Gardens Covered With A Green Tarp

Late winter is the best time to get a jump on spring gardens. Gardeners may have winterized their beds by covering the soil surface with a layer of compost or mulch to regulate soil temperatures and suppress early spring weeds. They may have covered or wrapped sensitive or newly-planted perennials and shrubs with frost cloth. The warm, sunny days we often experience in late winter are an ideal time to get your garden ready for spring. One of the most important – and often confusing – late-winter tasks is pruning. Pruning of trees and shrubs is done to control the shape and size of the plant, make the garden safe by removing low-hanging limbs that might scratch passing cars or passers-by, and promote more abundant foliage and flowering in the growing season. Let’s look at the basics of good pruning.

TIMING: Early spring-flowering shrubs like forsythia and flowering quince should be pruned after the first flush of flowering; any earlier and you’ll remove buds and blooms and diminish the lovely floral display in early spring. Late spring and summer-flowering shrubs like abelia can have their heaviest pruning after the last freeze but before buds develop. In Texas, Valentine’s Day is a traditional time to “show plants the love” and give them a good shaping-up. Whenever you do this first pruning of the year, it should be a major pruning – the heaviest pruning of the year. A second, light pruning may be called for in the heat of summer when plants go into a dormant cycle; this pruning can help tidy up spent flowers, control the shape of the plant, and give it energy to bloom again in the milder temperatures of the fall.

TECHNIQUE: The actual cuts that are made in a good pruning can vary from plant to plant, and it’s important to prune properly so that the plant isn’t damaged or exposed to disease.
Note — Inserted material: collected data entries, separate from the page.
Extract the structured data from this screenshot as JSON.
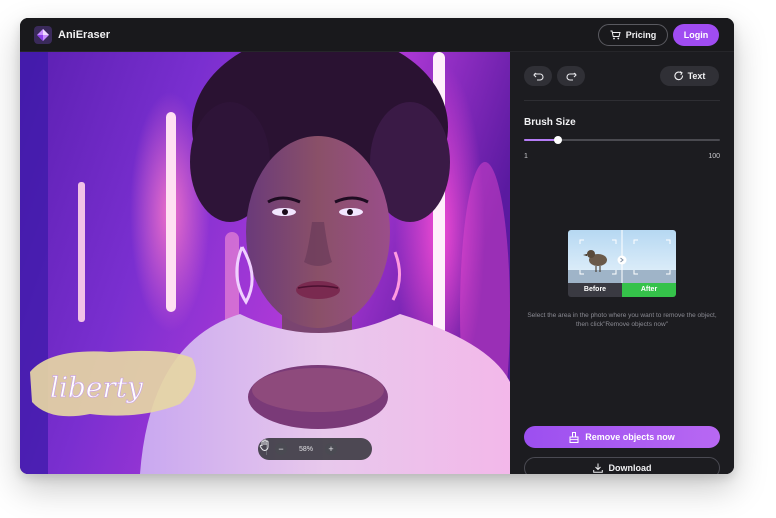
{
  "app": {
    "name": "AniEraser"
  },
  "topbar": {
    "pricing_label": "Pricing",
    "login_label": "Login"
  },
  "canvas": {
    "watermark_text": "liberty",
    "zoom": {
      "percent": "58%",
      "minus": "−",
      "plus": "+"
    }
  },
  "panel": {
    "text_button_label": "Text",
    "brush": {
      "title": "Brush Size",
      "min": "1",
      "max": "100",
      "value": 18
    },
    "preview": {
      "before_label": "Before",
      "after_label": "After"
    },
    "instruction": "Select the area in the photo where you want to remove the object, then click\"Remove objects now\"",
    "remove_label": "Remove objects now",
    "download_label": "Download"
  },
  "colors": {
    "accent": "#a04cf2",
    "after_badge": "#35c24a",
    "panel_bg": "#1c1c20"
  },
  "icons": [
    "app-logo-icon",
    "cart-icon",
    "undo-icon",
    "redo-icon",
    "refresh-icon",
    "hand-icon",
    "remove-object-icon",
    "download-icon"
  ]
}
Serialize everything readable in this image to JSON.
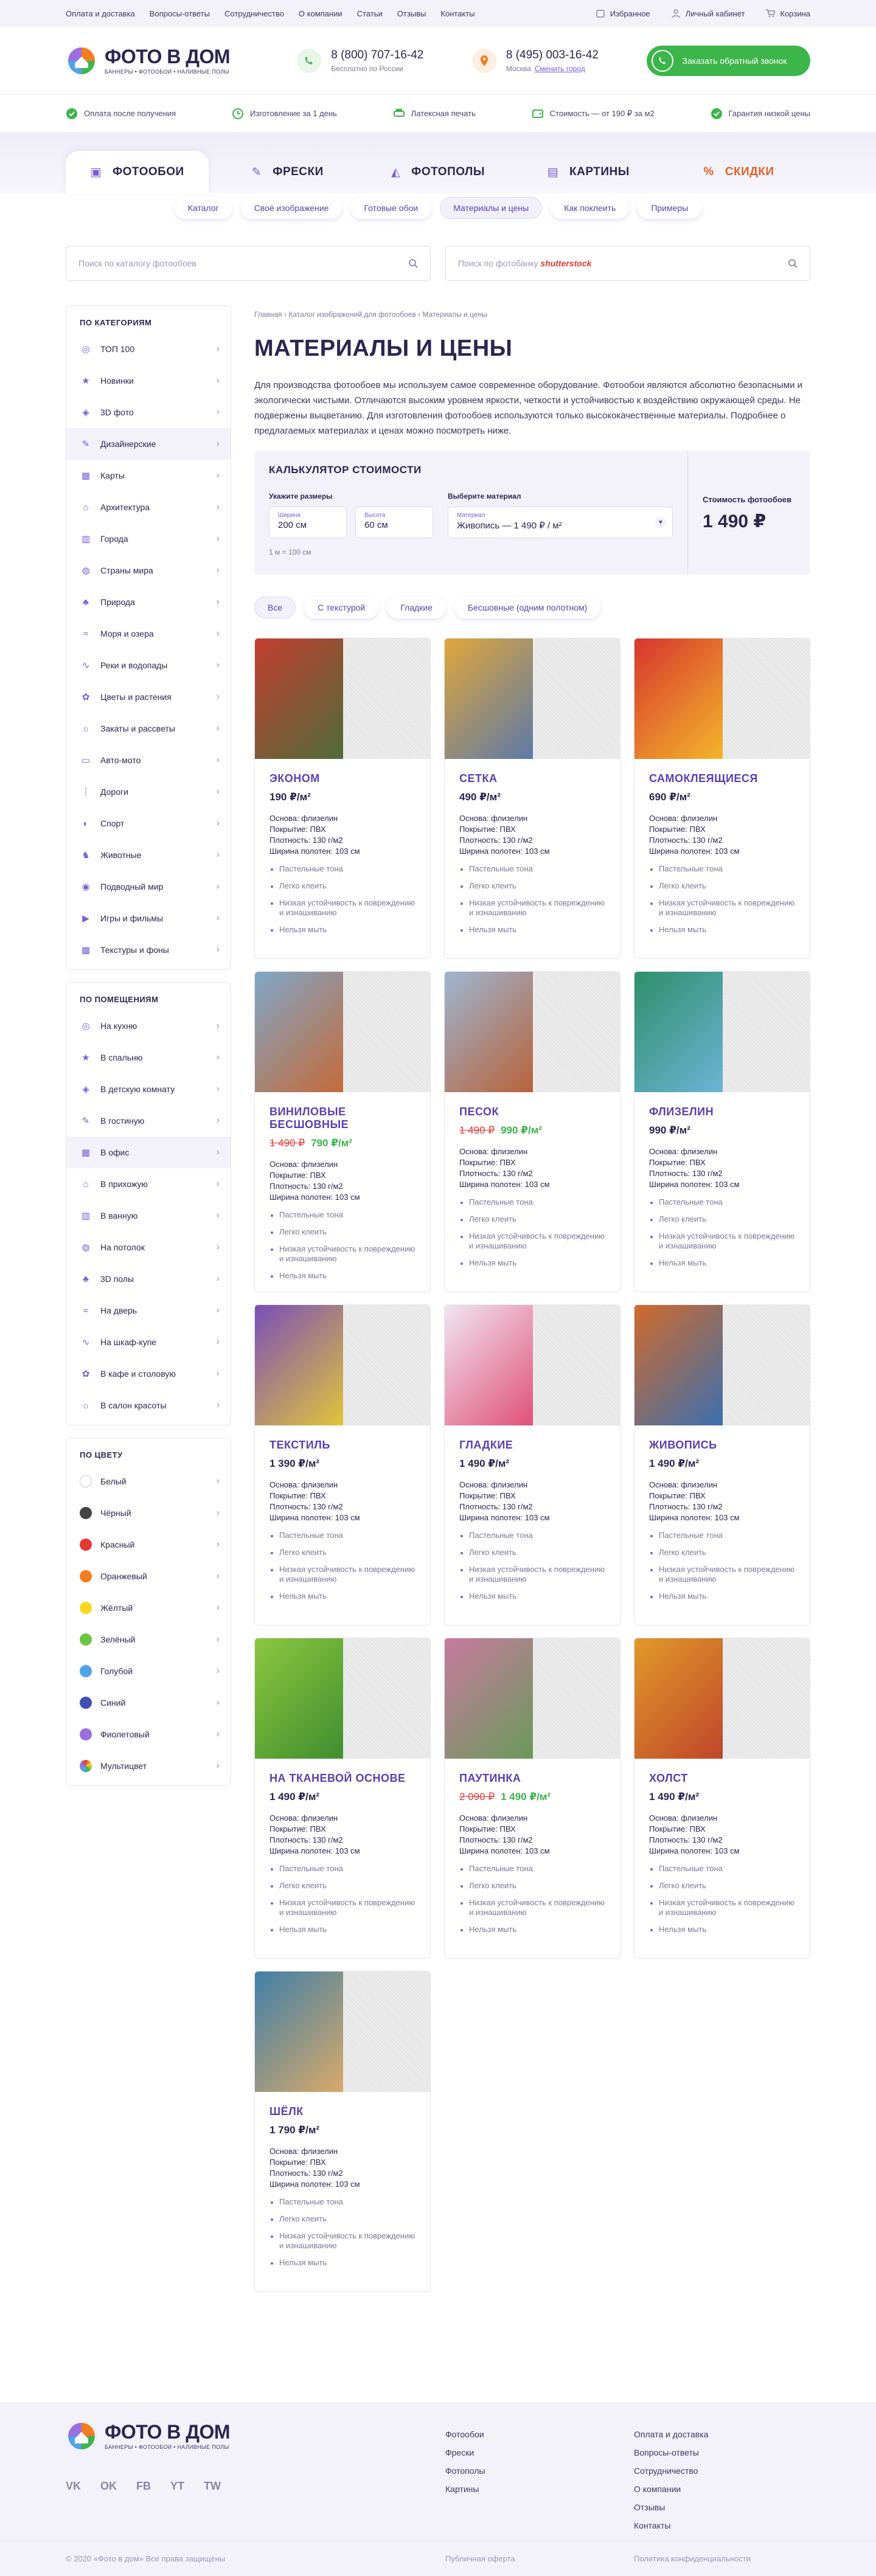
{
  "topbar": {
    "links": [
      "Оплата и доставка",
      "Вопросы-ответы",
      "Сотрудничество",
      "О компании",
      "Статьи",
      "Отзывы",
      "Контакты"
    ],
    "favorites": "Избранное",
    "account": "Личный кабинет",
    "cart": "Корзина"
  },
  "header": {
    "logo_title": "ФОТО В ДОМ",
    "logo_sub": "БАННЕРЫ • ФОТООБОИ • НАЛИВНЫЕ ПОЛЫ",
    "phone1": "8 (800) 707-16-42",
    "phone1_note": "Бесплатно по России",
    "phone2": "8 (495) 003-16-42",
    "phone2_city": "Москва",
    "change_city": "Сменить город",
    "callback": "Заказать обратный звонок"
  },
  "advantages": [
    "Оплата после получения",
    "Изготовление за 1 день",
    "Латексная печать",
    "Стоимость — от 190 ₽ за м2",
    "Гарантия низкой цены"
  ],
  "tabs": [
    "ФОТООБОИ",
    "ФРЕСКИ",
    "ФОТОПОЛЫ",
    "КАРТИНЫ",
    "СКИДКИ"
  ],
  "subnav": [
    "Каталог",
    "Своё изображение",
    "Готовые обои",
    "Материалы и цены",
    "Как поклеить",
    "Примеры"
  ],
  "search": {
    "catalog_placeholder": "Поиск по каталогу фотообоев",
    "bank_placeholder": "Поиск по фотобанку",
    "bank_brand": "shutterstock"
  },
  "sidebar": {
    "cat_title": "ПО КАТЕГОРИЯМ",
    "categories": [
      "ТОП 100",
      "Новинки",
      "3D фото",
      "Дизайнерские",
      "Карты",
      "Архитектура",
      "Города",
      "Страны мира",
      "Природа",
      "Моря и озера",
      "Реки и водопады",
      "Цветы и растения",
      "Закаты и рассветы",
      "Авто-мото",
      "Дороги",
      "Спорт",
      "Животные",
      "Подводный мир",
      "Игры и фильмы",
      "Текстуры и фоны"
    ],
    "room_title": "ПО ПОМЕЩЕНИЯМ",
    "rooms": [
      "На кухню",
      "В спальню",
      "В детскую комнату",
      "В гостиную",
      "В офис",
      "В прихожую",
      "В ванную",
      "На потолок",
      "3D полы",
      "На дверь",
      "На шкаф-купе",
      "В кафе и столовую",
      "В салон красоты"
    ],
    "color_title": "ПО ЦВЕТУ",
    "colors": [
      {
        "name": "Белый",
        "hex": "#ffffff"
      },
      {
        "name": "Чёрный",
        "hex": "#444444"
      },
      {
        "name": "Красный",
        "hex": "#e53935"
      },
      {
        "name": "Оранжевый",
        "hex": "#f57c1f"
      },
      {
        "name": "Жёлтый",
        "hex": "#f9d71c"
      },
      {
        "name": "Зелёный",
        "hex": "#6cc644"
      },
      {
        "name": "Голубой",
        "hex": "#4fa3e8"
      },
      {
        "name": "Синий",
        "hex": "#3f51b5"
      },
      {
        "name": "Фиолетовый",
        "hex": "#9c6fe0"
      },
      {
        "name": "Мультицвет",
        "hex": "#e0632a"
      }
    ]
  },
  "breadcrumb": [
    "Главная",
    "Каталог изображений для фотообоев",
    "Материалы и цены"
  ],
  "page_title": "МАТЕРИАЛЫ И ЦЕНЫ",
  "intro": "Для производства фотообоев мы используем самое современное оборудование. Фотообои являются абсолютно безопасными и экологически чистыми. Отличаются высоким уровнем яркости, четкости и устойчивостью к воздействию окружающей среды. Не подвержены выцветанию. Для изготовления фотообоев используются только высококачественные материалы. Подробнее о предлагаемых материалах и ценах можно посмотреть ниже.",
  "calculator": {
    "title": "КАЛЬКУЛЯТОР СТОИМОСТИ",
    "size_label": "Укажите размеры",
    "width_label": "Ширина",
    "width_value": "200 см",
    "height_label": "Высота",
    "height_value": "60 см",
    "material_label": "Выберите материал",
    "material_field_label": "Материал",
    "material_value": "Живопись — 1 490 ₽ / м²",
    "note": "1 м = 100 см",
    "cost_label": "Стоимость фотообоев",
    "cost_value": "1 490 ₽"
  },
  "filters": [
    "Все",
    "С текстурой",
    "Гладкие",
    "Бесшовные (одним полотном)"
  ],
  "specs": [
    "Основа: флизелин",
    "Покрытие: ПВХ",
    "Плотность: 130 г/м2",
    "Ширина полотен: 103 см"
  ],
  "features": [
    "Пастельные тона",
    "Легко клеить",
    "Низкая устойчивость к повреждению и изнашиванию",
    "Нельзя мыть"
  ],
  "products": [
    {
      "name": "ЭКОНОМ",
      "price": "190 ₽/м²",
      "old": "",
      "new": "",
      "c1": "#c33f2f",
      "c2": "#4f6b3a"
    },
    {
      "name": "СЕТКА",
      "price": "490 ₽/м²",
      "old": "",
      "new": "",
      "c1": "#e0a63a",
      "c2": "#5d7aa8"
    },
    {
      "name": "САМОКЛЕЯЩИЕСЯ",
      "price": "690 ₽/м²",
      "old": "",
      "new": "",
      "c1": "#d8352e",
      "c2": "#f2b62a"
    },
    {
      "name": "ВИНИЛОВЫЕ БЕСШОВНЫЕ",
      "price": "",
      "old": "1 490 ₽",
      "new": "790 ₽/м²",
      "c1": "#7fa7c8",
      "c2": "#c56a3a"
    },
    {
      "name": "ПЕСОК",
      "price": "",
      "old": "1 490 ₽",
      "new": "990 ₽/м²",
      "c1": "#9db6d2",
      "c2": "#b8623a"
    },
    {
      "name": "ФЛИЗЕЛИН",
      "price": "990 ₽/м²",
      "old": "",
      "new": "",
      "c1": "#2f8f6a",
      "c2": "#6bb4d6"
    },
    {
      "name": "ТЕКСТИЛЬ",
      "price": "1 390 ₽/м²",
      "old": "",
      "new": "",
      "c1": "#7a4fb8",
      "c2": "#e0c43a"
    },
    {
      "name": "ГЛАДКИЕ",
      "price": "1 490 ₽/м²",
      "old": "",
      "new": "",
      "c1": "#f0e6f0",
      "c2": "#e0507a"
    },
    {
      "name": "ЖИВОПИСЬ",
      "price": "1 490 ₽/м²",
      "old": "",
      "new": "",
      "c1": "#d06a2a",
      "c2": "#3d6fb0"
    },
    {
      "name": "НА ТКАНЕВОЙ ОСНОВЕ",
      "price": "1 490 ₽/м²",
      "old": "",
      "new": "",
      "c1": "#8cc63f",
      "c2": "#3f8f2f"
    },
    {
      "name": "ПАУТИНКА",
      "price": "",
      "old": "2 090 ₽",
      "new": "1 490 ₽/м²",
      "c1": "#c87aa0",
      "c2": "#6a9a5a"
    },
    {
      "name": "ХОЛСТ",
      "price": "1 490 ₽/м²",
      "old": "",
      "new": "",
      "c1": "#e09a2a",
      "c2": "#c0452a"
    },
    {
      "name": "ШЁЛК",
      "price": "1 790 ₽/м²",
      "old": "",
      "new": "",
      "c1": "#3f7fa8",
      "c2": "#d8a96a"
    }
  ],
  "footer": {
    "col1": [
      "Фотообои",
      "Фрески",
      "Фотополы",
      "Картины"
    ],
    "col2": [
      "Оплата и доставка",
      "Вопросы-ответы",
      "Сотрудничество",
      "О компании",
      "Отзывы",
      "Контакты"
    ],
    "social": [
      "VK",
      "OK",
      "FB",
      "YT",
      "TW"
    ],
    "copyright": "© 2020 «Фото в дом» Все права защищены",
    "offer": "Публичная оферта",
    "privacy": "Политика конфиденциальности"
  }
}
There are excellent garden manuals and online tutorials that can visually step you through the process; here are some basics to keep in mind:

1. Use the right tool. There are hand-help pruners, pruning shears, loppers and saws for every size job; using the right tool will make pruning easier for the gardener and result in a cleaner cut. Nurseries and garden centers will carry a variety of pruning tools and can help you choose the right tool for the job.

2. Remember the goals of pruning: to remove diseased or dead branches; to remove touching or  crossing branches which may rub together and damage the wood; to open up the center of the plant and promote good air circulation; and to manage the plant for an attractive size and shape.

3. For larger trees or costly accent trees like Japanese maples, it’s best to work with a professional arborist for best results.

Late winter is also time to get flower beds and vegetable gardens ready for those first spring days when the soil temperature begins to rise and plants wake up from their winter sleep. This is a great time to incorporate compost and soil in flower beds and vegetable gardens, clean out and refill containers in preparation for planting…then get out those seed catalogs and wish lists…soon it will be spring!